Members of far-right Swedish party caught making anti-Semitic statements online

Members of far-right Swedish party caught making anti-Semitic statements online

Jimmy Akesson, right, is leader of the Sweden Democrats. He is shown here in Stockholm, April 10, 2017. (Michael Campanella/Getty Images)
Jimmy Akesson, right, is leader of the Sweden Democrats. He is shown here in Stockholm, April 10, 2017. (Michael Campanella/Getty Images)

Regional politicians from the far-right Sweden Democrats party were caught making anti-Semitic statements online, including using a picture of Anne Frank to mock Holocaust victims.

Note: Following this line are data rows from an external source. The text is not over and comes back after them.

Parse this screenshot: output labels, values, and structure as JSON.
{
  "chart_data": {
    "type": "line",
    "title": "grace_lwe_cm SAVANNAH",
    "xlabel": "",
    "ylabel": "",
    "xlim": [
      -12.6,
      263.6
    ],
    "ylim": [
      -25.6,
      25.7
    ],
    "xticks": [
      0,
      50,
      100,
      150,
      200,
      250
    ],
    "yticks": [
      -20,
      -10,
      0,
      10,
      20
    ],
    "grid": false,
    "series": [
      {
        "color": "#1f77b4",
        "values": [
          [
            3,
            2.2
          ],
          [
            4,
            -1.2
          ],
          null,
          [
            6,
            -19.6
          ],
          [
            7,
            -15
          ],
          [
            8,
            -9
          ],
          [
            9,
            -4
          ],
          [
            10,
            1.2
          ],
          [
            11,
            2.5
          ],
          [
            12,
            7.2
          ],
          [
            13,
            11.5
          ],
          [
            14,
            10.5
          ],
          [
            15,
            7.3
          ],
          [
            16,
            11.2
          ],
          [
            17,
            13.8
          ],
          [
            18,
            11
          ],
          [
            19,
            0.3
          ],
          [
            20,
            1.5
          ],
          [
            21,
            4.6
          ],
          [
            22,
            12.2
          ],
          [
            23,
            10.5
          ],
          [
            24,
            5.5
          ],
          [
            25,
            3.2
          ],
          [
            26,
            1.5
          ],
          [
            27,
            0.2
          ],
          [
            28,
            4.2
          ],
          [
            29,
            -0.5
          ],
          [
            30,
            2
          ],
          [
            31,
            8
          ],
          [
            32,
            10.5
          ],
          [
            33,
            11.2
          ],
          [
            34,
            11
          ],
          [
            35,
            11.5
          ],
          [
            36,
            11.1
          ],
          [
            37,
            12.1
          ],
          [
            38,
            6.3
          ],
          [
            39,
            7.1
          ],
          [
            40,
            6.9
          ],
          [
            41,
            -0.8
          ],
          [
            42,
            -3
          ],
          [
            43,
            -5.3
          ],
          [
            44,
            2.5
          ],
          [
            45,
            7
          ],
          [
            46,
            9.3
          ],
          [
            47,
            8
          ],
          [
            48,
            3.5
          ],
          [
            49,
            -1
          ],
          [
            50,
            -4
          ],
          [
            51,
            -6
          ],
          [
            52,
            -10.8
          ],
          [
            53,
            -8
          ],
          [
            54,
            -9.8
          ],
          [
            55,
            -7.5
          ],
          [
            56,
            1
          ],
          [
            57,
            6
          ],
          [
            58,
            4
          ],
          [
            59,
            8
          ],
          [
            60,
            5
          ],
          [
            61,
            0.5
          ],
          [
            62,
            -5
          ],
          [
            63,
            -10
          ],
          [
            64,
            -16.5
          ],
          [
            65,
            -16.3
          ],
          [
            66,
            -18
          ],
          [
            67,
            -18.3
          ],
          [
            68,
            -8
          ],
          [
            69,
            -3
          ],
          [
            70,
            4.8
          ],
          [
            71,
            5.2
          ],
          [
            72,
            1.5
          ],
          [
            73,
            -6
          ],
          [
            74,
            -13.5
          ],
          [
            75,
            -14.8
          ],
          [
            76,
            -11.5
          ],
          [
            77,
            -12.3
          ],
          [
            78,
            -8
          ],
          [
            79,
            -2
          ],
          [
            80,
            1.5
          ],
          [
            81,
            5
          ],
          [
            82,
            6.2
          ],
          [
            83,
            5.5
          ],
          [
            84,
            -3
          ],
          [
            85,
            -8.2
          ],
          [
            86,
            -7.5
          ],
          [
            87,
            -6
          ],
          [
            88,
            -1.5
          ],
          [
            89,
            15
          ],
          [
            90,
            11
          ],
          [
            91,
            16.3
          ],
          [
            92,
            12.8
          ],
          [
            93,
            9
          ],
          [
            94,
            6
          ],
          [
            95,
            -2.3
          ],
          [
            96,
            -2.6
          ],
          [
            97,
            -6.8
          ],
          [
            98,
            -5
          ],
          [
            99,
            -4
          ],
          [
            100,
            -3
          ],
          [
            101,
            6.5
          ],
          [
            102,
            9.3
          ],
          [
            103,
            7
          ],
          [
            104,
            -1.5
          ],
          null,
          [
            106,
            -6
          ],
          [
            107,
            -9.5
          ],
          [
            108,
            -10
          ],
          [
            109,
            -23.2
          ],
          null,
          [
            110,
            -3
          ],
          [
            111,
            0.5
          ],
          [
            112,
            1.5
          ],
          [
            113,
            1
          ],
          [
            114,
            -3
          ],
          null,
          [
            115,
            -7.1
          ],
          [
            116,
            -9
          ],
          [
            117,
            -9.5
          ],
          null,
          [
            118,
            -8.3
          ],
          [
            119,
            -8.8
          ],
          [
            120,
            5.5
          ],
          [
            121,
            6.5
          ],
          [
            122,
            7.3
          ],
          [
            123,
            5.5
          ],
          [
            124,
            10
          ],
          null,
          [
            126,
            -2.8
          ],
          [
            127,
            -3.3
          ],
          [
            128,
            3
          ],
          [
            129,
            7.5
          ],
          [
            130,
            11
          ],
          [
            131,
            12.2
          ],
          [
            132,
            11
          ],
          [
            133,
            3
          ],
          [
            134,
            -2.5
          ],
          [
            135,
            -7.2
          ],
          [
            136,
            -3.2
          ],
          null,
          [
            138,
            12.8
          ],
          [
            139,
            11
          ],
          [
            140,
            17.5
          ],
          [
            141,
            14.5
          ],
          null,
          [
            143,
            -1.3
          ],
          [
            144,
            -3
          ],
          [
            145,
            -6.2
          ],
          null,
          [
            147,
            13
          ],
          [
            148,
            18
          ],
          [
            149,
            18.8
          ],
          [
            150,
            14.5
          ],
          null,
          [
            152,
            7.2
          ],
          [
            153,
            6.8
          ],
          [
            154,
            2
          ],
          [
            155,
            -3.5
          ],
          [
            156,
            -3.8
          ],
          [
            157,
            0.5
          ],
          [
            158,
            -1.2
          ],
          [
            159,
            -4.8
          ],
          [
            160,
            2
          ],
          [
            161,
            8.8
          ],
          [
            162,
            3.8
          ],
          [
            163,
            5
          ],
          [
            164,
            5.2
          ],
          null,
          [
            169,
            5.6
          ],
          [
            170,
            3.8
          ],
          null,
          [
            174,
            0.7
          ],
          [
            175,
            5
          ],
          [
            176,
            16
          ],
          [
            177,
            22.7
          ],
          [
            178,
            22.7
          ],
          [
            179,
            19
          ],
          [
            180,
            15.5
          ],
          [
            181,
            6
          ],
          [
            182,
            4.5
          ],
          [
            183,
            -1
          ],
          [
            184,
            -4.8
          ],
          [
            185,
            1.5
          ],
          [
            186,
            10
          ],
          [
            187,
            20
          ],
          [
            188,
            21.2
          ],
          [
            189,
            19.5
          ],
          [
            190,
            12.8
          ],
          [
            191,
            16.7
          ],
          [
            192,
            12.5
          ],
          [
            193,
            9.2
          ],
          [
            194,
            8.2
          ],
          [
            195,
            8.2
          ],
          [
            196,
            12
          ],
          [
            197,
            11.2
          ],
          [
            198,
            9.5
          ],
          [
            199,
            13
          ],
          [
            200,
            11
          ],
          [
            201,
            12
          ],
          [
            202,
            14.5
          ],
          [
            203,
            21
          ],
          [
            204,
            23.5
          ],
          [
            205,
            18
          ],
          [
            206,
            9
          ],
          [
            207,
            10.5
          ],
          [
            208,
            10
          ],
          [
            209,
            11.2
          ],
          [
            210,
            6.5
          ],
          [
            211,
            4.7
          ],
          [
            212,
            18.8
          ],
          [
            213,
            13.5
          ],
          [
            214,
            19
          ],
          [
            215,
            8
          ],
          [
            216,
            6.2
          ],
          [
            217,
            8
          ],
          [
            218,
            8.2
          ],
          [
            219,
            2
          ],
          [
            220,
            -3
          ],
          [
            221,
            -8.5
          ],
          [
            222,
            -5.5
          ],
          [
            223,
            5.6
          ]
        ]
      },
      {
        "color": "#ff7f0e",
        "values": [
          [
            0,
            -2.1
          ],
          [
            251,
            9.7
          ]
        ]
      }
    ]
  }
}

Per Olsson, who represents the party on the City Council of Oskarshamn, a coastal Swedish city, earlier this year posted a picture of Frank captioned “coolest Jew in the shower room” on the Russian social network VKontakt, the Expressen daily reported Friday.

The Expressen report was part of a project in which journalists for that daily and the Expo magazine looked into the digital footprint of many politicians from various parties ahead of the country’s general and local elections on Sunday.

Polls show the Sweden Democrats in third place with 18.7 percent of the vote. The party won slightly under 13 percent in the 2014 elections.

The journalists also found anti-Semitic material on the social media accounts of Raghu Jacobsen, who represents the party on the City Council of Stenungsund, in western Sweden.

“As long as Rothschild controls the economy and with the modern slavery on this planet, there will be anti-Semitism. #Jews #israel,” Jacobsen wrote in English in February on Twitter.

One month later he shared a picture of a woman with a milk package and the English-language text: “What is the difference between a cow and the Holocaust? You cannot milk a cow for 70 years.”

Martin Sihlén, representing the Sweden Democrats in Örkelljunga, in Sweden’s south, wrote on Facebook that “Hitler wasn’t so bad” and he “did not lie about Jews.” He also wrote that “international Jewry is thirsting for destroying Europe. It was ultimately not Germany who started the Second World War, it was the Jews.”

Anne Frank, a German Jew who wrote a famous diary while hiding for two years from the Nazis, died of typhus in 1945 at the Bergen-Belsen concentration camp. Among the 6 million Jewish Holocaust victims, the Nazis and their collaborators killed more than half in gas chambers — some disguised as shower rooms.